Le premier souvenir de Laura Ingalls Wilder d’avoir entendu un sifflet de chemin de fer est documenté dans la section Minnesota de son manuscrit Pioneer Girl. « J’ai cru qu’il m’appelait », affirme Wilder à propos de sa première réaction au sifflement caractéristique du moteur.1 Dans l’une des versions révisées du manuscrit, cependant, sa fille et éditrice Rose Wilder Lane a voulu rendre ce moment plus instructif. Dans cette version, le père de Wilder se sert de la vue du train pour informer ses enfants de la « construction de chemins de fer à travers le grand désert américain », un projet grandiose qui témoigne du fait que la famille vivait à « une époque de merveilleuses inventions et entreprises ».2 Ce petit exposé reflète la façon dont de nombreux historiens du début du XXe siècle en étaient venus à considérer la colonisation des Grandes Plaines. Avant la dévastation du Dust Bowl, la capacité des Américains à prospérer dans cette région prétendument inhabitable témoignait de leur esprit pionnier.

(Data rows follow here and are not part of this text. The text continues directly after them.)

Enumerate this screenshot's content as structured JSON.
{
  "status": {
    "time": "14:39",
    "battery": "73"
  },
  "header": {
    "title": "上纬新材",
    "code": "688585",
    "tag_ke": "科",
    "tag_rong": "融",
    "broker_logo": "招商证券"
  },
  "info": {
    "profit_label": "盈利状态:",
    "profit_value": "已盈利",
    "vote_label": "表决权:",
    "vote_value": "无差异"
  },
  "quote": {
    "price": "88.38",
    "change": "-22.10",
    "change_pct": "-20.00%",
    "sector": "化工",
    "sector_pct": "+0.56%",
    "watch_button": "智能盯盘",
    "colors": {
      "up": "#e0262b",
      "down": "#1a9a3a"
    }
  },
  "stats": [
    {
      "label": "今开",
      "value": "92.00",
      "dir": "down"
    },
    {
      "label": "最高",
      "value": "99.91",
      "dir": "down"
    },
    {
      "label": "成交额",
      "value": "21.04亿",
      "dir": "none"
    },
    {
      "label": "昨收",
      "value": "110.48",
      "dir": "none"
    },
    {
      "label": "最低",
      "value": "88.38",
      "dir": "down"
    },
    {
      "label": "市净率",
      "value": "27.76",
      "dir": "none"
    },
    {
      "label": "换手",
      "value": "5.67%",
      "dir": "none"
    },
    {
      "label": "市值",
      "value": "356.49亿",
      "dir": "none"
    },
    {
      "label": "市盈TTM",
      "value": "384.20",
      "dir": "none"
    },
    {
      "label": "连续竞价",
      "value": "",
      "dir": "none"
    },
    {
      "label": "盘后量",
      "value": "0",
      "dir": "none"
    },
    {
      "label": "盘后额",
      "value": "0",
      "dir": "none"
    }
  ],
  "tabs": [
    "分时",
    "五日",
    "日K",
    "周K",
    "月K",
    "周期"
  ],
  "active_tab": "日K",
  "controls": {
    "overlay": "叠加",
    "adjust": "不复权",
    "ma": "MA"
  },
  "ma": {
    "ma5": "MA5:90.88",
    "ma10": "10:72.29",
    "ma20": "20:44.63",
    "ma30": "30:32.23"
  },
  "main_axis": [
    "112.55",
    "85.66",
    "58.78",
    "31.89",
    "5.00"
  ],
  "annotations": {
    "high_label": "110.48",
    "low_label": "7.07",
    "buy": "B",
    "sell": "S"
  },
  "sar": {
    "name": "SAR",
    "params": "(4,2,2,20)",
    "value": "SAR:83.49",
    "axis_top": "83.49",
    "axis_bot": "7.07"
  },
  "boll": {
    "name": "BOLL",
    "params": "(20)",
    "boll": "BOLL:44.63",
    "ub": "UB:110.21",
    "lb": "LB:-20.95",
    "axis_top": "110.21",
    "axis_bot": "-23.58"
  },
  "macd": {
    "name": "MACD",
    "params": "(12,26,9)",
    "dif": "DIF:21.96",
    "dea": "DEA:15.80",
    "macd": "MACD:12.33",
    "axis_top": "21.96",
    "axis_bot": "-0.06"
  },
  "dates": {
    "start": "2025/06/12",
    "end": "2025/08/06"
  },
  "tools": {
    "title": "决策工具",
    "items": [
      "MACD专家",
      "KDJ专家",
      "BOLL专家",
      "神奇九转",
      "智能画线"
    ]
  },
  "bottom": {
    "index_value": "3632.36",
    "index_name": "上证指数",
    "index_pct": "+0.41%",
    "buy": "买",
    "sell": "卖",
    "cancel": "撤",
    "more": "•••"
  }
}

Gravure sur bois colorée à la main représentant des colons se déplaçant vers l’ouest à travers le Grand Désert américain, vers 1875. Library of Congress
Edwin James a inventé l’expression « Grand désert américain » pour décrire les vastes prairies des actuels Oklahoma, Kansas et Nebraska dans sa chronique de l’exploration de la région par Stephen H. Long en 1820. James a déclaré que cette région était « presque totalement impropre à la culture, et bien sûr inhabitable pour un peuple dont la subsistance dépend de l’agriculture ». Zebulon Pike était arrivé à une conclusion similaire après son voyage à travers les Grandes Plaines en 1806, déclarant que les Américains devraient « laisser les prairies … aux aborigènes errants et non civilisés du pays ».3 Il est clair que ces premiers explorateurs connaissaient ou appréciaient peu la façon dont les tribus indiennes des Plaines utilisaient la terre. De plus, ces descriptions n’ont eu qu’un impact limité, car seuls quelques habitants du Nord-Est ont adhéré à cette vision de la région. Pourtant, ce vaste « désert » – un terme utilisé à l’époque pour décrire toute terre non développée – apparaissait sur au moins quelques cartes du milieu du XIXe siècle.4
Si les intrus du nord-est verdoyant rechignaient, ceux qui vivaient plus près du fleuve Mississippi voyaient les perspectives de la région d’un bon œil. Après la guerre civile, l’expansion des chemins de fer et un cycle climatique humide ont fait apparaître la région comme mûre pour la colonisation. Les promoteurs vantaient les Grandes Plaines comme idéales pour l’agriculture, affirmant que la récente vague de temps favorable prouvait que la pluie « suit la charrue ».5 Dans un rapport de 1878 au Congrès des États-Unis, cependant, le géologue John Wesley Powell mettait en garde contre le fait que la zone située au-delà du centième méridien – qui comprenait à la fois les Grandes Plaines « subhumides » ou semi-arides et les terres arides à l’ouest des Rocheuses – ne pouvait pas être cultivée sans irrigation et connaîtrait des périodes de sécheresse débilitante6. Cody Ewert 1. Laura Ingalls Wilder, Pioneer Girl : The Annotated Autobiography, ed. Pamela Smith Hill (Pierre : South Dakota Historical Society Press, 2014), p. 62. 2. Wilder, » Pioneer Girl-Revised » , p. 15, boîte 14, dossier 207, Laura Ingalls Wilder Series, Rose Wilder Lane Papers, Herbert Hoover Presidential Library, West Branch, Iowa. 3. Tous deux cités dans The American West : A New Interpretive History, par Robert V. Hine et John Mack Faragher (New Haven, Conn. : Yale University Press, 2000), p. 160. 4. Martyn J. Bowden, « Great American Desert », dans Encyclopedia of the Great Plains, ed. David J. Wishart (Lincoln : University of Nebraska Press, 2000), p. 389. 5. David M. Emmons, Garden in the Grasslands : Boomer Literature of the Central Great Plains (Lincoln : University of Nebraska Press, 1971), p. 128. 6. Donald Worster, A River Running West : The Life of John Wesley Powell (New York : Oxford University Press, 2004), p. 356, 480-81. 7. En revanche, l’historien Walter Prescott Webb utilisera le terme « Great American Desert » dans son étude classique de 1931, The Great Plains, pour soutenir que de nombreux aspects de la colonisation des plaines avaient été mal orientés. Bowden, « Great American Desert », p. 389.